Monday, October 10, 2005

Selfishness

Selfishness didn't exist for me as a child. Nothing was ever about me. I was taught that I didn't matter, that I was too insignificant to have anyone focus their attention on me. It was a lesson that I learned exceedingly well. So then why do I feel so damn selfish now?

I get the feeling that my illnesses are demanding attention from others. Yet I'd prefer the anonymity I once had because the attention I'm garnering often lacks substance. As if people are faking their concern and instead are simply hiding their disgust, frustration and loathing out of fear that the "crazy bitch" will go postal on them.

Some people have turned away and refuse to have any contact with me. While the pain of their rejection hurts, it's a much more honest response and I am able to retain some level of respect for them for it. I don't know that I could keep up an emotionally draining relationship with me. In fact I know I can't, it's part of the reason I want to kill myself.

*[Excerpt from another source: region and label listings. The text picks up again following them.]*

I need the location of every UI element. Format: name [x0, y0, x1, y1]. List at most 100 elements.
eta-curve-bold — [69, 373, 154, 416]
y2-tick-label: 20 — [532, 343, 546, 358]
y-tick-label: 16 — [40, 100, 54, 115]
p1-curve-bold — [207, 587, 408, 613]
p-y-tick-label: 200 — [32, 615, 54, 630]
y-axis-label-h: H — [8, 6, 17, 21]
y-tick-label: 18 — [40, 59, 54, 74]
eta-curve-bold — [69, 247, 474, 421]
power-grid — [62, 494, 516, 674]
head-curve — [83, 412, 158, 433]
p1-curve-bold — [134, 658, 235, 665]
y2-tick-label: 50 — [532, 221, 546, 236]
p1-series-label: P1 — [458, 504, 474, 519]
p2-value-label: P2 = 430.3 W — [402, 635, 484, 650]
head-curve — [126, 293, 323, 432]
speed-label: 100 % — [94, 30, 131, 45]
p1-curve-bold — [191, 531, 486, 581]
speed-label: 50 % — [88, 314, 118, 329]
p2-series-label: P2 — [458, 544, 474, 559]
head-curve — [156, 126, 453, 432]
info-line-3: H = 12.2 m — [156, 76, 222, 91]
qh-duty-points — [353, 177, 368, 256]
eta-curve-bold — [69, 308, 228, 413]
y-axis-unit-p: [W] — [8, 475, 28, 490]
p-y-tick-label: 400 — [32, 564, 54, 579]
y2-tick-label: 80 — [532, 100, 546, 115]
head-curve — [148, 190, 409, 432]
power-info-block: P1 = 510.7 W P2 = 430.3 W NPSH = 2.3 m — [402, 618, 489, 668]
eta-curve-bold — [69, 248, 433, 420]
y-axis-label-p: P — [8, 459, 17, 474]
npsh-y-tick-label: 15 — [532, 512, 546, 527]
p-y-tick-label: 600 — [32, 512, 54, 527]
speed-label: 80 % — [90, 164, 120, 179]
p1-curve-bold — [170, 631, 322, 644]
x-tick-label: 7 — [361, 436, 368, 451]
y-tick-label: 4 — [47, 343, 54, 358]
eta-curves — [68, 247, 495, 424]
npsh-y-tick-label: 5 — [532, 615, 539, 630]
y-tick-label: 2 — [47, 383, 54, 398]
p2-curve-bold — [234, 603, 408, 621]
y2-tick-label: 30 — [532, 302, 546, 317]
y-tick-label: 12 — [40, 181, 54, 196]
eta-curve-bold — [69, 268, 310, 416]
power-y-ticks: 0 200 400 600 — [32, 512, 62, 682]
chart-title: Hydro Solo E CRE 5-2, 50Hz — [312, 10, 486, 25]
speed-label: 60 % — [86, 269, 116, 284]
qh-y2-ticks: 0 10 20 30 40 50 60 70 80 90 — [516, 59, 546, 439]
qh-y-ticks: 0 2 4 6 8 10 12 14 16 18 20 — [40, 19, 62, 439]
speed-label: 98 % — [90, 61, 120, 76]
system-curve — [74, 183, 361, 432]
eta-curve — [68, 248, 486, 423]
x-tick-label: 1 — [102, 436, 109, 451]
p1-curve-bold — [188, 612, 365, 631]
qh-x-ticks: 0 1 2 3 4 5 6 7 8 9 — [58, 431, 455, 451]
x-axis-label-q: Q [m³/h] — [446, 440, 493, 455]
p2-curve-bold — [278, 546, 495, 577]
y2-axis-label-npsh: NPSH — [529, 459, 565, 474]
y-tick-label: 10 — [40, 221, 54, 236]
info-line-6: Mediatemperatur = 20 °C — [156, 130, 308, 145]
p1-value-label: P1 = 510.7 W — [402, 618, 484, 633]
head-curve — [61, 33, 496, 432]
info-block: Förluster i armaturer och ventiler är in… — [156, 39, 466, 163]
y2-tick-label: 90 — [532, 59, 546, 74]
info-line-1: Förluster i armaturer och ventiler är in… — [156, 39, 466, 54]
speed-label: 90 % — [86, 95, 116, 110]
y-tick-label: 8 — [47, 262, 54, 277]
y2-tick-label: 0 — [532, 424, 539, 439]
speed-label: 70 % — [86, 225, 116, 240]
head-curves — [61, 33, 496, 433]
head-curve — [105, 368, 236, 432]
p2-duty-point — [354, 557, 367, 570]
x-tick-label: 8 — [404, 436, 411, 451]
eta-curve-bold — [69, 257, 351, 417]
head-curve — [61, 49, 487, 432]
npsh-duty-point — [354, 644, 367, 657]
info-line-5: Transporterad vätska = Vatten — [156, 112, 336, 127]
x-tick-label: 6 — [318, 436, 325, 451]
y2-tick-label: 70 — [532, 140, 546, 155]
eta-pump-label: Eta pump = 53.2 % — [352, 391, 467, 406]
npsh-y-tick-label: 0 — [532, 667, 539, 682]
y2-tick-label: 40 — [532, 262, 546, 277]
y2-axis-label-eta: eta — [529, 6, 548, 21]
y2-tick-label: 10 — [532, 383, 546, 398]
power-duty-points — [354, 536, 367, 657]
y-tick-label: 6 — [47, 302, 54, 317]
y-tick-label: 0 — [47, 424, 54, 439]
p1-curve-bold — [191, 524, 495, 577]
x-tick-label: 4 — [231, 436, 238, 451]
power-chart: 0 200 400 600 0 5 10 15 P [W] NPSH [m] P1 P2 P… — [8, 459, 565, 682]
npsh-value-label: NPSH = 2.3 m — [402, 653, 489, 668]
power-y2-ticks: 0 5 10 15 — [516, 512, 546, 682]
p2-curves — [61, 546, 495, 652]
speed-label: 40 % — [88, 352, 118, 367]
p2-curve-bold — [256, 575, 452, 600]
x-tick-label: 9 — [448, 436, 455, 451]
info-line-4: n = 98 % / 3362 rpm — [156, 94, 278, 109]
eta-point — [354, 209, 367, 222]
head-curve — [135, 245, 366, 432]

The depression, the self-injurious thoughts...they're still pounding away at my weakened psyche. When the hell will all this shit end??

Writer's note: The people I feel are "faking concern" does not apply to those that read this blog and offer support. I genuinely feel most, if not all, of you know what it's like to suffer with mental illness and believe you are honest when expressing your concern. I do appreciate all the support I've received from each of you.

3 Comments:

Blogger Shannin said...

as usual, this sounds exactly like something i would write....i did find it odd your sister sounded so concerned in her emails to me...all i could think was "didn't you WANT her locked away forever?"...hopefully she is offering true support now.
take care of you...

3:11 PM, October 11, 2005  
Anonymous Anonymous said...

I know exactly how you feel. I'm going through a rough spot right now and I'd rather someone tell me that they really don't care to hear about it then stand there in my face and act like they care. Sorry you're going through this right now. Where are all the honest and true people when you need them?

7:18 PM, October 11, 2005  
Anonymous Anonymous said...

Sid, I had not read for a while and just read the past week. I was stunned and sad, but I am also hopeful for you. I don't think I can do or say anything more than everyone else, but please know that I care, and so do many others. Just get better, persevere, make it through for your child and for yourself.